The invention discloses a method for enzymic synthesis of kaempferol. Preparation and detection of enzyme activity of two kinds of fusion protein, TrxA-His-F3H and TrxA-His-FLS1 are involved, and a buffer solution system is designed, wherein the reaction buffer solution is 0.1 M of Tris-HCl with a pH value of 7.2, and every 100 muL of a reaction system contains 0.4% of ascorbic acid, 10% of glycerol, 8.2 mM of alpha-ketoglutaric acid, 0.01 mM of ferrous sulfate, 0.5 mM of naringenin, 3.3 umg of TrxA-His-F3H and 1.8 umg of TrxA-His-FLS1. The method for efficient one-step synthesis of kaempferolis established in vitro by optimizing the pH value, reaction time and temperature of the reaction system, and a CCK-8 method is applied to the detection of the inhibiting effect of the synthesized kaempferol on the growth of tumor cells.

The invention discloses a method for detecting the enzyme activity of O-linked-N-acetylglucosamine transferase OGT in vitro, namely a method for detecting the enzyme activity of O-linked-N-acetylglucosamine transferase OGT in vitro, and the method is low in construction cost, simple to operate and high in detection sensitivity. The method disclosed by the invention comprises the following steps: (1) synthesizing and purifying an OGT high-activity substrate polypeptide ZO3-S371A; (2) carrying out coupling immobilization on the OGT substrate polypeptide ZO3-S371A, and closing a non-specific site of the OGT substrate polypeptide ZO3-S371A; (3) carrying out glycosylation modification on the substrate polypeptide by using the OGT; and (4) detecting the substrate polypeptide subjected to OGT glycosylation through WGA-FITC or WGA-HRP. According to the method, the activity of the substrate polypeptide is high, the preparation cost is low, the detection operation is simple, the sensitivity is high, and the method can be used for measuring the enzyme activity of OGT expressed and purified and OGT in pathological tissue source samples in vitro and can also be used for evaluating the activity of OGT inhibitor drugs.

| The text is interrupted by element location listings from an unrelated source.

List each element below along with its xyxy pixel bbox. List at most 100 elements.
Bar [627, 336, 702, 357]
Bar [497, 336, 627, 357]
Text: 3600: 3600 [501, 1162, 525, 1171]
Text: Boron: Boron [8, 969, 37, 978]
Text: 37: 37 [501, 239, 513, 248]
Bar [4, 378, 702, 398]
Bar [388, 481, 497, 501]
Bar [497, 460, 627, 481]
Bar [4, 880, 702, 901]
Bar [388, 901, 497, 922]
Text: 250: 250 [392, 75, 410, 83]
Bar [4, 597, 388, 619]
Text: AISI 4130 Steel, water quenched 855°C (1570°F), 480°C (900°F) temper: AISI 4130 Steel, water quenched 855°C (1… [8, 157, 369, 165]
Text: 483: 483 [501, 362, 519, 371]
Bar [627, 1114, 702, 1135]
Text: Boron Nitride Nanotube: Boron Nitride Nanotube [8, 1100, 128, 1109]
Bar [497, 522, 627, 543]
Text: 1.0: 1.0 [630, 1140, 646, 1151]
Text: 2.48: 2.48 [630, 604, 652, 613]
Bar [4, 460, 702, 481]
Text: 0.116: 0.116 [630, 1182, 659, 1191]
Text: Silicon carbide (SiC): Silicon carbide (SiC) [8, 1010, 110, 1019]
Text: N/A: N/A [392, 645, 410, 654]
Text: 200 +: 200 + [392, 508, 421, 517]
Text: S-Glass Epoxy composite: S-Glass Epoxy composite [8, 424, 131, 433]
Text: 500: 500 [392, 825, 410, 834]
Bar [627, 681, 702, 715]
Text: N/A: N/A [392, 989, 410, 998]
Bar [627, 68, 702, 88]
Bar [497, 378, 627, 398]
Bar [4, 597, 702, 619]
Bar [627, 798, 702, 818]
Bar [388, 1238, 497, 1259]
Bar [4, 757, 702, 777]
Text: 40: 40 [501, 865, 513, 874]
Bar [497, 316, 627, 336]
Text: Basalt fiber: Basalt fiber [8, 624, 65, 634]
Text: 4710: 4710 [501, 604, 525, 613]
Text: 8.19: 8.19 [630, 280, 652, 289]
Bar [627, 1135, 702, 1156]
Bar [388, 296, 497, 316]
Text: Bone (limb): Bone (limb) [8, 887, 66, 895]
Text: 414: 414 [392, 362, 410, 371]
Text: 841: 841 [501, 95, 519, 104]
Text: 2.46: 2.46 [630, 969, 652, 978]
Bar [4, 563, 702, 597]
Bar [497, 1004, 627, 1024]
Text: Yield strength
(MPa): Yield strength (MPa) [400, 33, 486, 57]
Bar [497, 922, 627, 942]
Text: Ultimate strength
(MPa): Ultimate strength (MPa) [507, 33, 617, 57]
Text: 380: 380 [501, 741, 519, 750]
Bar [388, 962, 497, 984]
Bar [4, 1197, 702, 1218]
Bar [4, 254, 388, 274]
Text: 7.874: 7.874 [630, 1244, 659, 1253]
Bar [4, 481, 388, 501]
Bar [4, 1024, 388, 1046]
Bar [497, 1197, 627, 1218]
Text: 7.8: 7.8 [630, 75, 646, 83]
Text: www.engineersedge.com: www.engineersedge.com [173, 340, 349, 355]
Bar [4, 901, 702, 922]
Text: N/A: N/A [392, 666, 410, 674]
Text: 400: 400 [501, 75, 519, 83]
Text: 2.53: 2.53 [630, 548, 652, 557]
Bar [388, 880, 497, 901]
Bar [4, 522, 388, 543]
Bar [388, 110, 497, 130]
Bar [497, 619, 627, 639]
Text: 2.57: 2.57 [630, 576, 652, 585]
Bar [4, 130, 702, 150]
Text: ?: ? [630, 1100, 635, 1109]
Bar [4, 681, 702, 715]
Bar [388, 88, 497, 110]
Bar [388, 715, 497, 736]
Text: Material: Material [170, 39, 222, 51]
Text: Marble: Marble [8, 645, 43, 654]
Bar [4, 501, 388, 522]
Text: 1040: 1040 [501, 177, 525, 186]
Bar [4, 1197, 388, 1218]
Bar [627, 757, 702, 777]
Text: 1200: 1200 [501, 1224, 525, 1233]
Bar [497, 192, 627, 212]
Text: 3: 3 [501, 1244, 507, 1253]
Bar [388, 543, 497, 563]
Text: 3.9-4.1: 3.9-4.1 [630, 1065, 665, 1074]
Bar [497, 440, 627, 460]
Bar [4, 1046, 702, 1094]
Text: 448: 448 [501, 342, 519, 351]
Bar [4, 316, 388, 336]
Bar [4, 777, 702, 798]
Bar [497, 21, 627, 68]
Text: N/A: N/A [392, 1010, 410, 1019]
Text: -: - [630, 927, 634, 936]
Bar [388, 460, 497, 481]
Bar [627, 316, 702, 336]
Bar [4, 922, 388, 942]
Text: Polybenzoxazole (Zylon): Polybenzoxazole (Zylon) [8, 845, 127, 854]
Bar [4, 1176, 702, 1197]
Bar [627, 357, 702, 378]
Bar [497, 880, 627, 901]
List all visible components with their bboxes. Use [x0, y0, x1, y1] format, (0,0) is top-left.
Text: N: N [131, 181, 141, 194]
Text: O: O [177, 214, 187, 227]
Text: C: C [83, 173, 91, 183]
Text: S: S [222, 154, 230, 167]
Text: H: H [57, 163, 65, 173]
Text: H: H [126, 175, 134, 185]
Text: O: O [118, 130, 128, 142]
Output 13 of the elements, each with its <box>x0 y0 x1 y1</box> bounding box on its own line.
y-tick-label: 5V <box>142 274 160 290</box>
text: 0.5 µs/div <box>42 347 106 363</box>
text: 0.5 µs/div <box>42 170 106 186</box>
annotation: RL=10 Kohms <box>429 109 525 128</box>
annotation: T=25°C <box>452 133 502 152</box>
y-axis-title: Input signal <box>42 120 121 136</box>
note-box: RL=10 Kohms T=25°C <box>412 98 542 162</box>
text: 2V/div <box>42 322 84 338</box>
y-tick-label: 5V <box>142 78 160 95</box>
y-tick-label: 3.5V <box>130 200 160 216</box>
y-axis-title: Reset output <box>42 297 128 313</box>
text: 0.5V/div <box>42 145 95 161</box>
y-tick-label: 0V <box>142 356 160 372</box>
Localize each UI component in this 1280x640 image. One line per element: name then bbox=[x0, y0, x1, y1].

The invention relates to monascus B with glycosidase inhibition activity and immunomodulatory activity and a preparation method thereof, and belongs to the technical field of extraction and preparation of biological products. The monascus B is red powder, and the molecular formula of the monascus B is C23H30O6; the compound has the advantages that the compound has the activity of inhibiting glycosidase, the median inhibitory concentration (IC50) on alpha-glycosidase is 174 mu g / mL, and the transcriptional level of IL-1beta, TNF-alpha and TGF-beta of in-vitro cultured mouse macrophages RAW264.7 is obviously reduced: the change of the IL-1beta (0.01 + / -0.01), the change of the TNF-alpha (0.02 + / -0.01) and the change of the TGF-beta (0.03 + / -0.01) relative to a DMSO (dimethylsulfoxide) control group are obvious (P is less than 0.05). The monascus purpureus B is obtained by culturing monascus purpureus and then extracting and separating the monascus purpureus. The monascus used in the invention is an edible fungus and is safe and reliable, and the preparation method adopts microbial fermentation production, is environment-friendly, is not influenced by natural environment and resources, and is easy to realize industrial, automatic and continuous production.

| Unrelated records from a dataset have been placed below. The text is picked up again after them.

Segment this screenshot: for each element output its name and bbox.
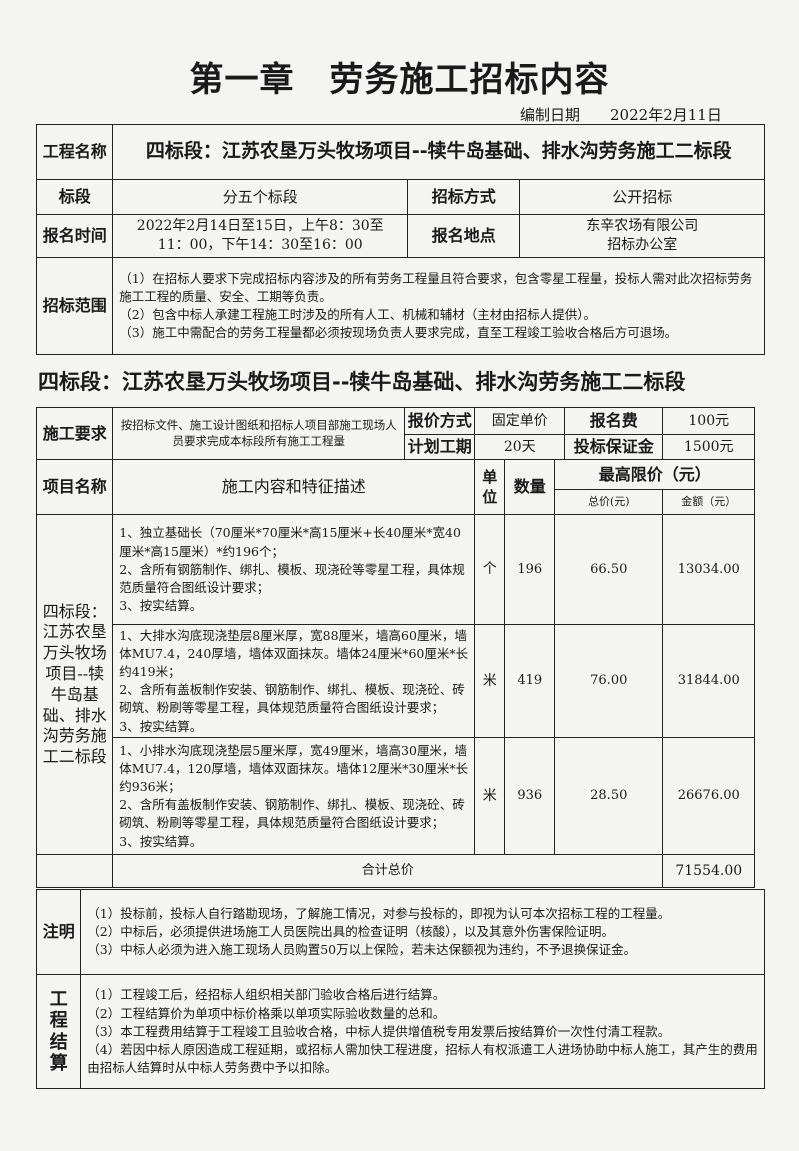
signup-time-label: 报名时间: [36, 214, 114, 259]
req-text: 按招标文件、施工设计图纸和招标人项目部施工现场人员要求完成本标段所有施工工程量: [112, 407, 406, 461]
project-name: 四标段：江苏农垦万头牧场项目--犊牛岛基础、排水沟劳务施工二标段: [112, 124, 766, 181]
note-item: （2）中标后，必须提供进场施工人员医院出具的检查证明（核酸），以及其意外伤害保险…: [87, 924, 614, 940]
scope-label: 招标范围: [36, 257, 114, 356]
item-amount: 13034.00: [662, 514, 756, 626]
settlement-item: （3）本工程费用结算于工程竣工且验收合格，中标人提供增值税专用发票后按结算价一次…: [87, 1023, 671, 1039]
settlement-label: 工程结算: [36, 974, 82, 1090]
quote-label: 报价方式: [404, 407, 476, 436]
item-amount: 31844.00: [662, 624, 756, 739]
req-label: 施工要求: [36, 407, 114, 461]
desc-line: 2、含所有盖板制作安装、钢筋制作、绑扎、模板、现浇砼、砖砌筑、粉刷等零星工程，具…: [119, 797, 465, 831]
compile-date-label: 编制日期: [520, 106, 581, 124]
desc-line: 1、小排水沟底现浇垫层5厘米厚，宽49厘米，墙高30厘米，墙体MU7.4，120…: [119, 742, 469, 795]
scope-item: （3）施工中需配合的劳务工程量都必须按现场负责人要求完成，直至工程竣工验收合格后…: [119, 325, 678, 341]
item-desc: 1、大排水沟底现浇垫层8厘米厚，宽88厘米，墙高60厘米，墙体MU7.4，240…: [112, 624, 476, 739]
notes-text: （1）投标前，投标人自行踏勘现场，了解施工情况，对参与投标的，即视为认可本次招标…: [80, 889, 766, 976]
item-desc: 1、独立基础长（70厘米*70厘米*高15厘米+长40厘米*宽40厘米*高15厘…: [112, 514, 476, 626]
total-label: 合计总价: [112, 854, 664, 889]
settlement-item: （4）若因中标人原因造成工程延期，或招标人需加快工程进度，招标人有权派遣工人进场…: [87, 1041, 758, 1075]
signup-place: 东辛农场有限公司 招标办公室: [519, 214, 766, 259]
header-name: 项目名称: [36, 459, 114, 516]
desc-line: 2、含所有钢筋制作、绑扎、模板、现浇砼等零星工程，具体规范质量符合图纸设计要求；: [119, 561, 465, 595]
signup-place-line: 东辛农场有限公司: [586, 218, 699, 235]
header-max-price: 最高限价（元）: [554, 459, 756, 491]
item-unit: 个: [474, 514, 506, 626]
method-value: 公开招标: [519, 179, 766, 216]
deposit-value: 1500元: [662, 434, 756, 461]
scope-text: （1）在招标人要求下完成招标内容涉及的所有劳务工程量且符合要求，包含零星工程量，…: [112, 257, 766, 356]
desc-line: 3、按实结算。: [119, 597, 203, 613]
signup-place-line: 招标办公室: [607, 237, 678, 254]
total-blank: [36, 854, 114, 889]
desc-line: 1、大排水沟底现浇垫层8厘米厚，宽88厘米，墙高60厘米，墙体MU7.4，240…: [119, 627, 469, 680]
header-unit-price: 总价(元): [554, 489, 664, 516]
quote-value: 固定单价: [474, 407, 566, 436]
signup-time: 2022年2月14日至15日，上午8：30至 11：00，下午14：30至16：0…: [112, 214, 409, 259]
total-value: 71554.00: [662, 854, 756, 889]
compile-date-value: 2022年2月11日: [610, 106, 722, 124]
method-label: 招标方式: [407, 179, 521, 216]
item-unit: 米: [474, 624, 506, 739]
item-price: 66.50: [554, 514, 664, 626]
section-heading: 四标段：江苏农垦万头牧场项目--犊牛岛基础、排水沟劳务施工二标段: [38, 370, 686, 394]
desc-line: 3、按实结算。: [119, 718, 203, 734]
fee-label: 报名费: [564, 407, 664, 436]
item-desc: 1、小排水沟底现浇垫层5厘米厚，宽49厘米，墙高30厘米，墙体MU7.4，120…: [112, 737, 476, 856]
project-cell: 四标段：江苏农垦万头牧场项目--犊牛岛基础、排水沟劳务施工二标段: [36, 514, 114, 856]
settlement-item: （1）工程竣工后，经招标人组织相关部门验收合格后进行结算。: [87, 987, 446, 1003]
fee-value: 100元: [662, 407, 756, 436]
deposit-label: 投标保证金: [564, 434, 664, 461]
page-title: 第一章 劳务施工招标内容: [189, 60, 610, 100]
item-price: 28.50: [554, 737, 664, 856]
scope-item: （1）在招标人要求下完成招标内容涉及的所有劳务工程量且符合要求，包含零星工程量，…: [119, 271, 753, 305]
note-item: （3）中标人必须为进入施工现场人员购置50万以上保险，若未达保额视为违约，不予退…: [87, 942, 637, 958]
settlement-item: （2）工程结算价为单项中标价格乘以单项实际验收数量的总和。: [87, 1005, 446, 1021]
item-unit: 米: [474, 737, 506, 856]
item-qty: 936: [504, 737, 556, 856]
item-amount: 26676.00: [662, 737, 756, 856]
desc-line: 3、按实结算。: [119, 833, 203, 849]
header-amount: 金额（元）: [662, 489, 756, 516]
desc-line: 2、含所有盖板制作安装、钢筋制作、绑扎、模板、现浇砼、砖砌筑、粉刷等零星工程，具…: [119, 682, 465, 716]
compile-date: 编制日期 2022年2月11日: [520, 104, 752, 125]
item-qty: 419: [504, 624, 556, 739]
section-value: 分五个标段: [112, 179, 409, 216]
notes-label: 注明: [36, 889, 82, 976]
project-name-label: 工程名称: [36, 124, 114, 181]
signup-time-line: 11：00，下午14：30至16：00: [157, 237, 363, 254]
period-value: 20天: [474, 434, 566, 461]
signup-time-line: 2022年2月14日至15日，上午8：30至: [136, 218, 384, 235]
item-qty: 196: [504, 514, 556, 626]
settlement-text: （1）工程竣工后，经招标人组织相关部门验收合格后进行结算。 （2）工程结算价为单项…: [80, 974, 766, 1090]
period-label: 计划工期: [404, 434, 476, 461]
header-desc: 施工内容和特征描述: [112, 459, 476, 516]
item-price: 76.00: [554, 624, 664, 739]
note-item: （1）投标前，投标人自行踏勘现场，了解施工情况，对参与投标的，即视为认可本次招标…: [87, 906, 671, 922]
header-qty: 数量: [504, 459, 556, 516]
scope-item: （2）包含中标人承建工程施工时涉及的所有人工、机械和辅材（主材由招标人提供）。: [119, 307, 596, 323]
header-unit: 单位: [474, 459, 506, 516]
section-label: 标段: [36, 179, 114, 216]
signup-place-label: 报名地点: [407, 214, 521, 259]
desc-line: 1、独立基础长（70厘米*70厘米*高15厘米+长40厘米*宽40厘米*高15厘…: [119, 525, 461, 559]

The invention belongs to the technical field of genetic engineering and enzyme engineering, and in particular relates to a leucine-5-hydroxylase mutant with improved activity and an application thereof. The present invention obtains the leucine-5-hydroxylase encoding gene derived from Nostoc punctiforme NIES-2108 by means of molecular biology, adopts inverse PCR to carry out site-directed mutation to obtain the gene encoding the mutant, and then uses the encoding mutant The leucine-5-hydroxylase mutant V77A was obtained by heterologous expression of the gene. When the mutant used leucine and methionine as substrates, its relative enzyme activity was increased by 69.53% and 23.26%, respectively, compared with the wild type. The variant with improved activity screened out by the present invention can more efficiently realize the hydroxylation of the 5th carbon position at the far end of leucine, and can catalyze the generation of methionine sulfoxide from methionine, which is the enzymatic catalytic production of industrial pharmaceutical intermediates Provide broad prospects.